9. After the data is handed over, our data recovery center will keep the data for 3 days to avoid mistakes that may be ignored.

[estimate cycle]

Backup time: about 2 hours

Time to explain and export data: about 4 hours

Relocate the operating system: about 4 hours.

[detailed explanation of process]

1. Make a complete mirror image of the original hard disk. After mirroring, it is found that disk 2 has 10-20 bad sectors, and the rest of the disk has no bad path.

2. Through the analysis of the structure, the best structure is 0min1jing2jue 3 disk sequence, missing disk 3, block size 512sector, backward parity (Adaptec), the structure is as follows:

3. After grouping, the data verify that there is no error in the decompression of the latest compression package above 200m, and the structure is correct.

4. Directly generate virtual RAID to a single hard disk according to this structure, and open the file system without obvious error.

5. If the backup package is safe, rebuild the RAID on the original disk with the consent of the customer, and replace the damaged No. 2 disk with a new hard disk during reconstruction. Connect the recovered single disk to the faulty server by USB, then start the faulty server with linux SystemRescueCd, and then write back completely through the dd command.

6. After writing back, start the operating system.

7. After dd all the data, start the operating system and cannot enter. The error message is: / etc/rc.d/rc.sysinit:Line 1:/sbin/pidof:Permission denied. There is a problem with the permissions of this file.

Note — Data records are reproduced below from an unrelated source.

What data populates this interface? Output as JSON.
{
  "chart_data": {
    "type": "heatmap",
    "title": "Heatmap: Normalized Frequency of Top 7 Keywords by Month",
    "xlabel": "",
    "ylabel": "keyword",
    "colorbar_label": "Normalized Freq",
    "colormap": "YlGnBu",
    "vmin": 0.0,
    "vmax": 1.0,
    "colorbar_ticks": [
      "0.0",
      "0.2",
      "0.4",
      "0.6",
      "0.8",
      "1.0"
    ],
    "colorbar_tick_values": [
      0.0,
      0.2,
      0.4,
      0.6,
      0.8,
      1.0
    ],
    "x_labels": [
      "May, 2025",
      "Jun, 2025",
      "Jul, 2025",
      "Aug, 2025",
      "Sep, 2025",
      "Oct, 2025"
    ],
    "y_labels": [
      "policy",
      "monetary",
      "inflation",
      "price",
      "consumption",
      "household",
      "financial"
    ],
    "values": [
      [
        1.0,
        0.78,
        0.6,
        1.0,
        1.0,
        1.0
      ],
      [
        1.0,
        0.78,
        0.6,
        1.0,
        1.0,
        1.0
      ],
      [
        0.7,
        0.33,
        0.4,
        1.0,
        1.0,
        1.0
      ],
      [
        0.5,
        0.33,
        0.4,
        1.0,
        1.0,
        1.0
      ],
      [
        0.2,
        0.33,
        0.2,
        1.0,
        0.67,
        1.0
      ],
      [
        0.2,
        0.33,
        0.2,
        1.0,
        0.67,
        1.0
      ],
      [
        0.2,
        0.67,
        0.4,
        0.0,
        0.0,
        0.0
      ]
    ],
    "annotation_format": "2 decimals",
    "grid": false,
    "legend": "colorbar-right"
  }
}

8. Check after restarting with SystemRescueCd, there is an obvious error in the time, permission and size of this file, and it is obvious that the node is damaged.

9. Re-analyze the root partition in the reorganized data, locate the wrong / sbin/pidof, and find that the problem is caused by the bad path of disk 2.

10. Use the three discs 0Jing 1jue 3 to repair the damaged area of disk 2 with xor. Recheck the file system after completion, and there are still errors. Check the inode table again and find that some nodes in the damaged area of disk 2 appear as follows (part 55 / 55 in the figure):

11. It is obvious that although the uid described in the node still exists, the attribute, size, and initial allocation block are all wrong. According to all possible analysis, it is determined that there is no way to recover the damaged node. You can only want to repair this node or copy the same file. For all files that may have errors, the node information of the original node block is determined through the log, and then corrected.

12. After correction, re-dd the root partition, execute fsck-fn / dev/sda5, and still report an error, as shown below:

13. According to the prompt, it is found that multiple nodes share the same data block in the system. The bottom analysis is carried out according to this prompt, and it is found that due to the early drop of disk 3, there is an intersection of new and old node information.

14. Distinguish according to the file to which the node belongs. After clearing the error node, execute fsck-fn / dev/sda5 again, and there is still an error message, but there is very little. According to the prompt, it is found that most of these nodes are located in the doc directory, which does not affect the system startup, so directly fsck-fy / dev/sda5 forcibly repair.

15. After repair, restart the system and successfully enter the desktop. Start the database service, start the application software, everything is normal, there is no error report.

At this point, the data recovery and system relocation work is completed.

Welcome to subscribe "Shulou Technology Information " to get latest news, interesting things and hot topics in the IT industry, and controls the hottest and latest Internet news, technology news and IT industry trends.

*The comments in the above article only represent the author's personal views and do not represent the views and positions of this website. If you have more insights, please feel free to contribute and share.